Thursday, May 15, 2008

reinspired

i've been feeling really drained and horrible about work lately . . but today. today was different.

Tuesday, April 22, 2008

honors reception

today in my honors class . . we were talking about our honors reception.

we all concluded that it was going to be a hella awkward night with all of our parents just standing around not really knowing what to say to each other.

my parents are coming.

it's going to be great. i can't wait to introduce them to all my classmate's bougie parents and show them . . yes. my mama and papa were refugees, barely speak english, and probably work two times as much to make half the amount of money . . but they raised me and made it possible for me to go to college and write a 60 page paper about their journey and our struggle.

Sunday, April 13, 2008

school.

i think i need to withdraw from school.

but i can't.
i have like five weeks left.
i'm on the degree list.
my parents have their plane tickets to come up.
my financial aid told me they won't pay for my college anymore.

Friday, April 4, 2008

home and pick me ups.

I've been feeling really shitty for the past few months so I decided that I'm going home next weekend. I just bought my flight. It's perfect. I'll be home for new years. Can't wait to go to temple with my grandparents and parents then go to the park for some good ass papaya salad and sticky rice.

On another note. Our check in question at SASComm was:
"When you're feeling really down or sad, what do you think of to cheer you up?"
The sad thing was that I couldn't think of anything that automatically cheers me up. The normal things people think of . . just make me feel even sadder. When I think of my family . . it makes me sad because I don't get to spend time with them. When I think school . . it makes me sad because I'm doing so poorly in it. When I think about organizing in the Southeast Asian community . . it makes me sad because, well, I don't know.

I answered by saying that instead of thinking of something, I do things that make me happy. Like call my grandma or call my sister. Go somewhere. etc. While I guess that came off as relatively proactive . . which is good. It also means that I'm incredibly dependent on other people to make me happy. This is great, except sometimes those people who really cheer me up or make me happy aren't always there. Everyone's got their own stuff to do . .

Thursday, April 3, 2008

love & marriage

Knowing that receiving countries considered families a better bet than single men, he planned to marry one of the young Vietnamese women in the camp. Although there was no romantic interest between them, it seemed a fair arrangement to both the propective bride as well as her groom. By marrying Ngoc, the young woman would take him out of the 'single male' category, the one immigration officers like least. In return, while sharing her bunk, Ngoc would protect his bride from abuse and possible rape, constant threats to unattached women.
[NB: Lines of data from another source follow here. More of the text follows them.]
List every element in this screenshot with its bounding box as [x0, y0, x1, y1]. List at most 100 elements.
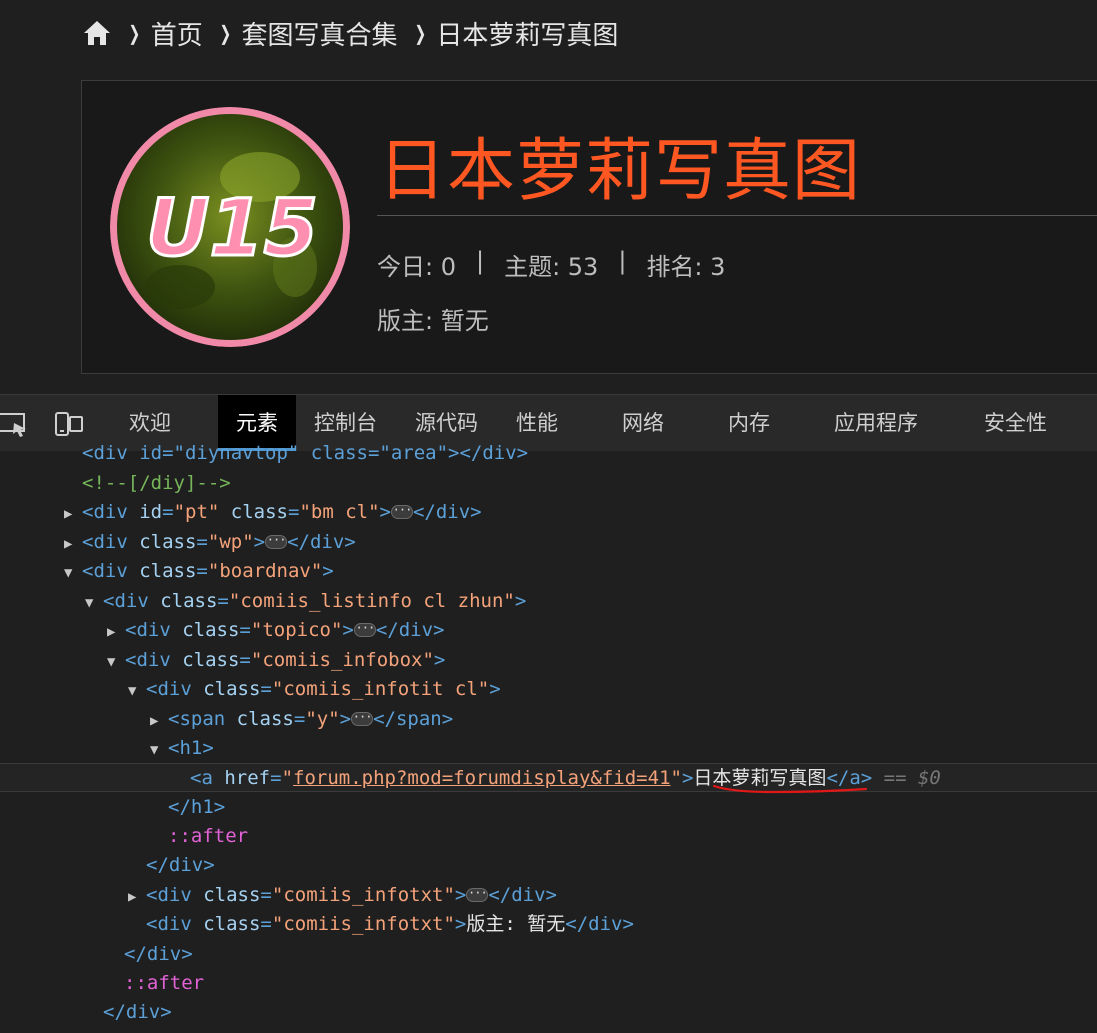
attr-name: class [230, 501, 288, 523]
attr-value-link[interactable]: forum.php?mod=forumdisplay&fid=41 [293, 767, 671, 789]
tag-open: <div [146, 678, 192, 700]
tree-node-comment[interactable]: <!--[/diy]--> [0, 469, 1097, 498]
breadcrumb-item-home[interactable]: 首页 [151, 15, 203, 52]
ellipsis-icon[interactable]: ··· [353, 622, 376, 637]
collapse-triangle-icon[interactable]: ▼ [107, 648, 125, 677]
attr-value: "topico" [250, 619, 343, 641]
attr-value: "comiis_listinfo cl zhun" [228, 590, 515, 612]
chevron-right-icon: ❯ [414, 21, 426, 45]
collapse-triangle-icon[interactable]: ▼ [85, 589, 103, 618]
quote: " [281, 767, 294, 789]
quote: " [670, 767, 682, 789]
stat-rank: 排名: 3 [646, 253, 726, 281]
collapse-triangle-icon[interactable]: ▼ [150, 736, 168, 765]
tag-close: </div> [146, 854, 215, 876]
attr-value: "comiis_infobox" [250, 649, 434, 671]
stat-separator: | [618, 247, 627, 275]
comment-text: <!--[/diy]--> [82, 472, 231, 494]
tag-open: <div [146, 913, 192, 935]
tag-close: </span> [373, 708, 454, 730]
breadcrumb-item-collection[interactable]: 套图写真合集 [242, 15, 398, 52]
tree-node[interactable]: ▼ <h1> [0, 734, 1097, 763]
tag-close: </div> [565, 913, 634, 935]
tag-bracket: > [489, 678, 501, 700]
home-icon[interactable] [82, 18, 112, 48]
forum-stats: 今日: 0 | 主题: 53 | 排名: 3 [377, 247, 725, 282]
expand-triangle-icon[interactable]: ▶ [64, 500, 82, 529]
pseudo-element: ::after [168, 825, 249, 847]
ellipsis-icon[interactable]: ··· [390, 504, 413, 519]
attr-name: class [139, 531, 197, 553]
tag-close: </div> [488, 884, 557, 906]
tree-node[interactable]: ▼ <div class="comiis_infotit cl"> [0, 675, 1097, 704]
attr-value: "comiis_infotxt" [271, 913, 455, 935]
tree-node[interactable]: ▼ <div class="comiis_listinfo cl zhun"> [0, 587, 1097, 616]
svg-text:U15: U15 [146, 184, 318, 274]
ellipsis-icon[interactable]: ··· [265, 534, 288, 549]
tree-node[interactable]: ▼ <div class="comiis_infobox"> [0, 646, 1097, 675]
equals-sign: = [287, 501, 300, 523]
tag-close: </div> [124, 943, 193, 965]
tree-node-pseudo[interactable]: ::after [0, 969, 1097, 998]
expand-triangle-icon[interactable]: ▶ [128, 883, 146, 912]
tree-node-markup: <div id="diynavtop" class="area"></div> [82, 442, 529, 464]
device-emulation-icon[interactable] [55, 411, 83, 437]
forum-logo: U15 [110, 107, 350, 347]
tag-open: <h1> [168, 737, 214, 759]
attr-value: "boardnav" [207, 560, 323, 582]
tag-bracket: > [253, 531, 266, 553]
expand-triangle-icon[interactable]: ▶ [107, 618, 125, 647]
tag-close: </div> [375, 619, 445, 641]
tree-node-close[interactable]: </h1> [0, 793, 1097, 822]
attr-value: "y" [305, 708, 340, 730]
tree-node[interactable]: ▶ <span class="y"> ···</span> [0, 705, 1097, 734]
attr-value: "bm cl" [299, 501, 380, 523]
pseudo-element: ::after [124, 972, 205, 994]
tag-bracket: > [322, 560, 334, 582]
expand-triangle-icon[interactable]: ▶ [64, 530, 82, 559]
tag-open: <div [82, 560, 128, 582]
tag-bracket: > [379, 501, 391, 523]
node-text: 版主: 暂无 [466, 913, 566, 935]
forum-title[interactable]: 日本萝莉写真图 [378, 115, 861, 214]
equals-sign: = [260, 678, 272, 700]
tree-node[interactable]: ▶ <div class="comiis_infotxt"> ···</div> [0, 881, 1097, 910]
collapse-triangle-icon[interactable]: ▼ [64, 559, 82, 588]
breadcrumb-item-current[interactable]: 日本萝莉写真图 [436, 15, 618, 52]
stat-today: 今日: 0 [377, 253, 456, 281]
tag-open: <span [168, 708, 226, 730]
ellipsis-icon[interactable]: ··· [351, 711, 374, 726]
attr-value: "pt" [173, 501, 220, 523]
tag-bracket: > [454, 913, 467, 935]
tag-close: </div> [103, 1001, 172, 1023]
tag-open: <div [82, 531, 128, 553]
tree-node-close[interactable]: </div> [0, 940, 1097, 969]
tree-node[interactable]: ▶ <div id="pt" class="bm cl"> ···</div> [0, 498, 1097, 527]
tag-bracket: > [681, 767, 694, 789]
tag-close: </div> [287, 531, 356, 553]
expand-triangle-icon[interactable]: ▶ [150, 707, 168, 736]
collapse-triangle-icon[interactable]: ▼ [128, 677, 146, 706]
equals-sign: = [260, 913, 272, 935]
stat-topics: 主题: 53 [504, 253, 599, 281]
tree-node[interactable]: ▶ <div class="topico"> ···</div> [0, 616, 1097, 645]
tree-node-close[interactable]: </div> [0, 998, 1097, 1027]
attr-name: class [160, 590, 218, 612]
tag-close: </h1> [168, 796, 226, 818]
attr-name: class [182, 619, 240, 641]
ellipsis-icon[interactable]: ··· [466, 887, 489, 902]
title-divider [377, 215, 1097, 216]
tree-node[interactable]: <div class="comiis_infotxt">版主: 暂无</div> [0, 910, 1097, 939]
tree-node[interactable]: ▶ <div class="wp"> ···</div> [0, 528, 1097, 557]
equals-sign: = [270, 767, 282, 789]
inspect-element-icon[interactable] [0, 411, 28, 437]
chevron-right-icon: ❯ [219, 21, 232, 45]
attr-name: id [139, 501, 163, 523]
tree-node-pseudo[interactable]: ::after [0, 822, 1097, 851]
tree-node[interactable]: <div id="diynavtop" class="area"></div> [0, 439, 1097, 468]
tree-node-selected[interactable]: <a href="forum.php?mod=forumdisplay&fid=… [0, 763, 1097, 793]
tree-node-close[interactable]: </div> [0, 851, 1097, 880]
tree-node[interactable]: ▼ <div class="boardnav"> [0, 557, 1097, 586]
equals-sign: = [162, 501, 174, 523]
attr-name: class [203, 884, 261, 906]
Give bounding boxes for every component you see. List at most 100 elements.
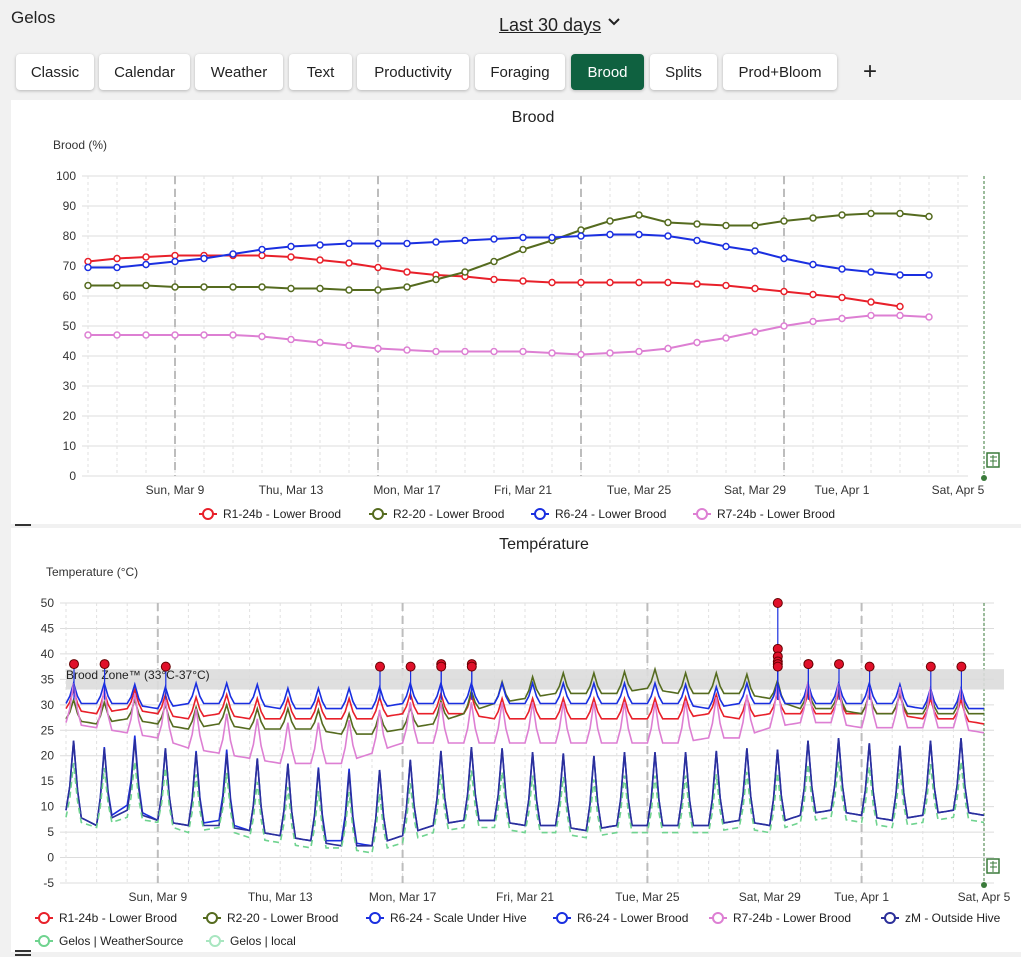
- alert-marker[interactable]: [772, 661, 783, 672]
- data-point[interactable]: [113, 263, 121, 272]
- legend-label[interactable]: R2-20 - Lower Brood: [393, 507, 504, 521]
- data-point[interactable]: [577, 278, 585, 287]
- data-point[interactable]: [867, 209, 875, 218]
- legend-label[interactable]: R7-24b - Lower Brood: [733, 911, 851, 925]
- data-point[interactable]: [171, 251, 179, 260]
- data-point[interactable]: [896, 271, 904, 279]
- data-point[interactable]: [548, 349, 556, 357]
- data-point[interactable]: [258, 283, 266, 291]
- data-point[interactable]: [838, 211, 846, 219]
- data-point[interactable]: [200, 254, 208, 263]
- alert-marker[interactable]: [99, 659, 110, 670]
- data-point[interactable]: [896, 209, 904, 218]
- data-point[interactable]: [84, 263, 92, 272]
- data-point[interactable]: [577, 226, 585, 234]
- data-point[interactable]: [490, 235, 498, 243]
- legend-label[interactable]: Gelos | local: [230, 934, 296, 948]
- data-point[interactable]: [635, 230, 643, 239]
- data-point[interactable]: [519, 347, 527, 356]
- data-point[interactable]: [461, 268, 469, 276]
- data-point[interactable]: [809, 260, 817, 269]
- data-point[interactable]: [113, 254, 121, 263]
- data-point[interactable]: [229, 250, 237, 258]
- alert-marker[interactable]: [803, 659, 814, 670]
- data-point[interactable]: [142, 260, 150, 269]
- data-point[interactable]: [287, 335, 295, 344]
- data-point[interactable]: [751, 328, 759, 336]
- data-point[interactable]: [142, 281, 150, 290]
- data-point[interactable]: [722, 221, 730, 230]
- data-point[interactable]: [258, 251, 266, 260]
- alert-marker[interactable]: [375, 661, 385, 672]
- data-point[interactable]: [693, 280, 701, 288]
- legend-label[interactable]: R6-24 - Lower Brood: [555, 507, 666, 521]
- data-point[interactable]: [867, 311, 875, 320]
- data-point[interactable]: [171, 283, 179, 291]
- data-point[interactable]: [403, 268, 411, 276]
- legend-label[interactable]: R6-24 - Scale Under Hive: [390, 911, 527, 925]
- data-point[interactable]: [316, 256, 324, 264]
- data-point[interactable]: [432, 238, 440, 246]
- data-point[interactable]: [374, 286, 382, 294]
- data-point[interactable]: [606, 230, 614, 239]
- data-point[interactable]: [751, 247, 759, 255]
- data-point[interactable]: [229, 283, 237, 291]
- data-point[interactable]: [925, 313, 933, 321]
- data-point[interactable]: [867, 298, 875, 306]
- data-point[interactable]: [403, 283, 411, 291]
- data-point[interactable]: [838, 314, 846, 323]
- data-point[interactable]: [722, 242, 730, 251]
- data-point[interactable]: [896, 311, 904, 320]
- data-point[interactable]: [287, 253, 295, 261]
- data-point[interactable]: [345, 239, 353, 248]
- legend-label[interactable]: R6-24 - Lower Brood: [577, 911, 688, 925]
- alert-marker[interactable]: [466, 661, 477, 672]
- data-point[interactable]: [519, 245, 527, 254]
- data-point[interactable]: [548, 233, 556, 242]
- chevron-down-icon[interactable]: [606, 14, 622, 30]
- data-point[interactable]: [780, 217, 788, 225]
- alert-marker[interactable]: [864, 661, 875, 672]
- legend-label[interactable]: R1-24b - Lower Brood: [59, 911, 177, 925]
- tab-productivity[interactable]: Productivity: [357, 54, 469, 90]
- data-point[interactable]: [316, 338, 324, 347]
- data-point[interactable]: [113, 331, 121, 339]
- drag-handle[interactable]: [15, 950, 31, 956]
- tab-weather[interactable]: Weather: [195, 54, 283, 90]
- data-point[interactable]: [780, 322, 788, 330]
- tab-text[interactable]: Text: [289, 54, 352, 90]
- data-point[interactable]: [577, 350, 585, 359]
- data-point[interactable]: [287, 284, 295, 293]
- tab-foraging[interactable]: Foraging: [475, 54, 565, 90]
- data-point[interactable]: [722, 334, 730, 342]
- data-point[interactable]: [287, 242, 295, 251]
- data-point[interactable]: [519, 233, 527, 242]
- data-point[interactable]: [113, 281, 121, 290]
- legend-label[interactable]: Gelos | WeatherSource: [59, 934, 184, 948]
- data-point[interactable]: [461, 347, 469, 356]
- data-point[interactable]: [490, 347, 498, 356]
- data-point[interactable]: [345, 259, 353, 267]
- export-icon[interactable]: [986, 858, 1000, 874]
- data-point[interactable]: [722, 281, 730, 290]
- data-point[interactable]: [577, 232, 585, 240]
- data-point[interactable]: [664, 344, 672, 353]
- data-point[interactable]: [867, 268, 875, 276]
- tab-calendar[interactable]: Calendar: [99, 54, 190, 90]
- alert-marker[interactable]: [956, 661, 967, 672]
- tab-classic[interactable]: Classic: [16, 54, 94, 90]
- data-point[interactable]: [606, 278, 614, 287]
- data-point[interactable]: [84, 281, 92, 290]
- data-point[interactable]: [432, 347, 440, 356]
- data-point[interactable]: [751, 221, 759, 230]
- data-point[interactable]: [606, 217, 614, 225]
- data-point[interactable]: [693, 220, 701, 228]
- legend-label[interactable]: R1-24b - Lower Brood: [223, 507, 341, 521]
- data-point[interactable]: [838, 293, 846, 302]
- data-point[interactable]: [693, 338, 701, 347]
- data-point[interactable]: [171, 257, 179, 266]
- data-point[interactable]: [403, 346, 411, 354]
- data-point[interactable]: [635, 347, 643, 356]
- data-point[interactable]: [374, 263, 382, 272]
- alert-marker[interactable]: [69, 659, 79, 670]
From: Beiser, Morton. 1999. Strangers at the Gate: The ‘Boat People’s’ First Ten Years in Canada. Toronto, Canada: University of Toronto Press. 29.

I wonder if the reason why I've never been fully committed in a relationship is the result of having parents who got married not out of love but out of necessity. Just like how we often talk about being activists by circumstance, my parents became life partners by circumstance.

I grew up in a home that did no emphasize love or compassion in a selfish "I love you and can't live without you because I would feel empty" kind of way. I grew up in a home that emphasized love and compassion in a "I love you and how you contribute to my life as well as the lives of others around you" kind of way.

I grew up not seeing my parents express any kind of passionate love for one another . . and perhaps that is why I don't necessarily express (or maybe even believe) in any kind of passionate "I can't live without you" love for anyone else.

Just like how my parents did not necessarily marry one another out of own individual passionate love but out of a need to keep the small Lue community together, I wonder if the partner I choose to spend the rest of my life with will also be for something bigger, greater, and more important than my own passionate love for the person as an individual . . but for the passionate love I have for my people and my community and my love for who that person is in the greater scheme of things.

or maybe. Maybe I'm just hella self-centered and not willing to give my self up to anyone in that kind of way. Maybe I'm not optimistic enough and too realistic to believe in love at first sight and believing that loving someone is something you learn to do by enjoying their best qualities and learning to live and love their not so great qualities.

Sunday, March 16, 2008

the slump of things.

after coming back from UCLA.. i hella just knocked out for like 12 hours.

although i found law fellows really helpful and was really empowered and inspired . . almost immediately after i got back to berkeley, i fell back into my slump of things.

i don't really know whats going on really. i think sometimes i feel unsupported. and then other times i feel like people don't know where i'm coming from or don't understand what i'm going through. and then further more, sometimes i'm feeling all of that at once.

it's pretty selfish of me to be so ME centered. i know people got hella shit going on and that it's unfair for me to hope that folks would step in and really help me out. i don't even know what i need help on. i'm just really ready to be done with all of this.

Friday, March 14, 2008

thesis

so i've just figured.

it should be hard for me to write this stupid thesis . .
because i've already written 9 other papers on SEA refugees.